Bernstein: Ryan Poles, Bears play it safe


(670 The Score) I wanted Jalen Carter, but Ryan Poles didn't. He's the general manager of the Bears, though, and I'm here writing this.

In the first round of the NFL Draft on Thursday evening, Poles swapped one spot back to No. 10 overall in a trade with the Eagles, cadging merely a 2024 fourth-rounder for the chance to sleep a bit easier, perhaps. Instead of the tantalizingly high ceiling of a potentially generational game-wrecker of a defensive tackle, he and the Bears instead took the similarly high floor of the plug-and-play right tackle in Darnell Wright from Tennessee.

It puts Poles in the awkward position of having to explain as much why he passed on Carter as why he targeted Wright ahead of all of the other tackles after Paris Johnson Jr. – notably Peter Skoronski and Broderick Jones – particularly due to all that coach Matt Eberflus has said publicly about the critical value of the three-technique to this specific defense. Remember that the Bears' ill-fated signing of Larry Ogunjobi in 2022 was initially sold to us with that prioritization, so the clear decision to avoid Carter means the downside risk was unappetizing enough.

It's fine, probably. Pretty much exactly that.

There are plenty more picks to be made and more trades to consider, but this does leave a feeling of air slowly being let out of a balloon, from the moment Lovie Smith's Texans came back to hand Poles the top overall selection, which became DJ Moore and much more.

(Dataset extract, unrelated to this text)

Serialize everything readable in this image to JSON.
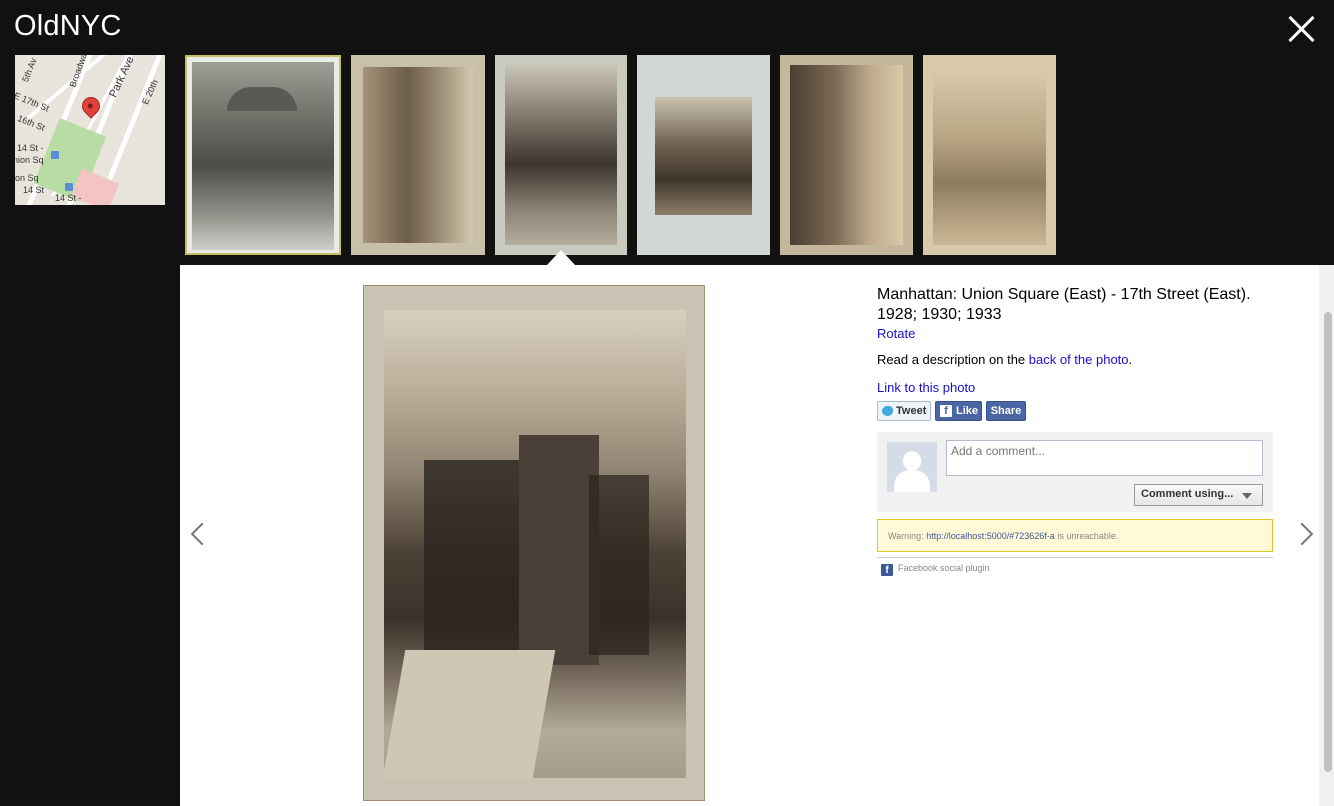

Sexy doesn't necessarily win Super Bowls, however, and Poles has been up front about his goals to make intelligent decisions that build the roster in the right direction over time.

Wright at right means the Bears must really like Braxton Jones at left, betting that with added functional strength the overachieving rookie starter can build off a season that saw him not miss a snap.

We can't be mad at Poles at this point, not looking at a roster with needs all over the place and understanding that the red flags waving around Carter are for legitimate reasons.

The Bears took a guy who’s very likely very good, whose job it is to protect someone who could be great.

It's all better than watching the White Sox.